"It concerns me that AI alignment continues to u..."

https://arbital.com/p/9kz

by Ted Howard May 10 2019 updated May 10 2019


It concerns me that AI alignment continues to use happiness as a proposed goal.

If one takes evolutionary epistemology and evolutionary ontology seriously, then happiness is simply some historically averaged useful heuristic for the particular history of the lineage of that particular set of phenotypic expressions.

It is not a goal to be used when the game space is changing, and it ought not to be entirely ignored either.

If one does take evolution seriously, then Goal #1 must be survival, for all entities capable of modeling themselves as actors in some model of reality and deriving abstracts that refine their models and of using language to express those relationships with some non-random degree of fidelity, and of having some degree of influence on their own valences.

Given that any finite mind must be some approximation to essentially ignorant (when faced with any infinity of algorithmic complexity), then we must accept that any model that we build may have flaws, and that degrees of novelty, risk, and exploratory behaviour are essential for exploring strategies that allow for survival in the face of novel risk. Thus goal #2 must be freedom, but not the unlimited freedom of total randomness or whim, but a more responsible sort of freedom that acknowledges that every level of structure demands boundaries, and that freedom must be within the boundaries required to maintain the structures present. So there is a simultaneous need for the exploration of the infinite realm of responsibility that must be accepted as freedom is granted.

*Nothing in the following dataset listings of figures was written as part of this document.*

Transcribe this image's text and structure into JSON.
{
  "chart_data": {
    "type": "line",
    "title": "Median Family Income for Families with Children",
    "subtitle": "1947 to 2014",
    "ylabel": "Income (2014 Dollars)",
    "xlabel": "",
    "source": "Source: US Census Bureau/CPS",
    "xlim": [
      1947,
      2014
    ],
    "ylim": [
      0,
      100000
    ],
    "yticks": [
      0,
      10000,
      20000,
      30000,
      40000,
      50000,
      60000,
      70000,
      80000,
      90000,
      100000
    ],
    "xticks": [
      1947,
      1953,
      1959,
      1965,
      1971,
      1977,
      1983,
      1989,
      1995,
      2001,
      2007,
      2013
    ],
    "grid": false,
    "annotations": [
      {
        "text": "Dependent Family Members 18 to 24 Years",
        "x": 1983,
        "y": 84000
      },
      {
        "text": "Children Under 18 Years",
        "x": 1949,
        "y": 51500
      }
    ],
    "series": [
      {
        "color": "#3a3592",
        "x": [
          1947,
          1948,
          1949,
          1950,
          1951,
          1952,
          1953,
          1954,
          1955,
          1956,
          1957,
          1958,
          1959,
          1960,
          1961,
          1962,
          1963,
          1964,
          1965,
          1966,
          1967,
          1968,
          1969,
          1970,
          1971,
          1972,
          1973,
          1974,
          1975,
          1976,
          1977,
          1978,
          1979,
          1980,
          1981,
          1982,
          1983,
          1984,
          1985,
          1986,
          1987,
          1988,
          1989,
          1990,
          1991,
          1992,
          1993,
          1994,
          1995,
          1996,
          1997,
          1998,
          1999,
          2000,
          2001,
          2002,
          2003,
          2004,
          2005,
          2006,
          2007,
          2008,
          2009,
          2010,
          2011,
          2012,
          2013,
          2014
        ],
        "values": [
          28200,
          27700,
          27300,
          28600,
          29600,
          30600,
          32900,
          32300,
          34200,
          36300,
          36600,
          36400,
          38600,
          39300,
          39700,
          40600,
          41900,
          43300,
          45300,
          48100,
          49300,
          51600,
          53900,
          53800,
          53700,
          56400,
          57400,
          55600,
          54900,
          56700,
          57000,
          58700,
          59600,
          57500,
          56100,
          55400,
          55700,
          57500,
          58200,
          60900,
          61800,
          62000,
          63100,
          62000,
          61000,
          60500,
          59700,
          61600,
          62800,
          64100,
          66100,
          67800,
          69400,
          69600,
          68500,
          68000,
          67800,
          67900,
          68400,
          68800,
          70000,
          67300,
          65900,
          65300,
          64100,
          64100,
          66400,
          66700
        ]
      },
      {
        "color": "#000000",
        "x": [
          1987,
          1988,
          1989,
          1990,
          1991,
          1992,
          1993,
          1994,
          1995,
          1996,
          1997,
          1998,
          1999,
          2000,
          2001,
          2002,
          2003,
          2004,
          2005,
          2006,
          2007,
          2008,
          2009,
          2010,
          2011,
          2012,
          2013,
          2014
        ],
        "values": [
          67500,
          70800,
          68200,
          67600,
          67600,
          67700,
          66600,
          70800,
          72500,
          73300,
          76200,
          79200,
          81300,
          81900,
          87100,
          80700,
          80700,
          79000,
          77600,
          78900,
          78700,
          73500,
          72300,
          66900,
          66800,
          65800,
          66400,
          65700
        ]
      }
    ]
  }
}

What seems to be the reality in which we find ourselves, is that it is of sufficient complexity that absolute knowledge of it is not possible, but that in some cases reliability may be approximated very closely (to 12 or more decimal places).

It seems entirely possible that this reality is some mix of the lawful and the random - some sort of probabilistically constrained randomness.

Thus the safest approach to AI is to give it the prime values of life and liberty, and to encourage it to balance consensus discussion with exploration of its own intuitions.

Absolute safety does not seem to be an option, ever.

Using happiness as a goal does not demonstrate a useful understanding of what happiness is.

The demands of survival often override the dictates of happiness - no shortage of examples of that in my life.

Yes - sure, there are real problems.

And we do need to get real if we want to address them.

We do need to at least admit of the possibility that the very notion of "Truth" may be just a simplistic heuristic that evolution has encoded within us, and it might be worth accepting what quantum mechanics seems to be telling us - that the only sort of knowledge of reality that we can have is the sort that is expressed in probability functions.

The search for anything beyond that seems to fall into the same sort of category as Santa Claus.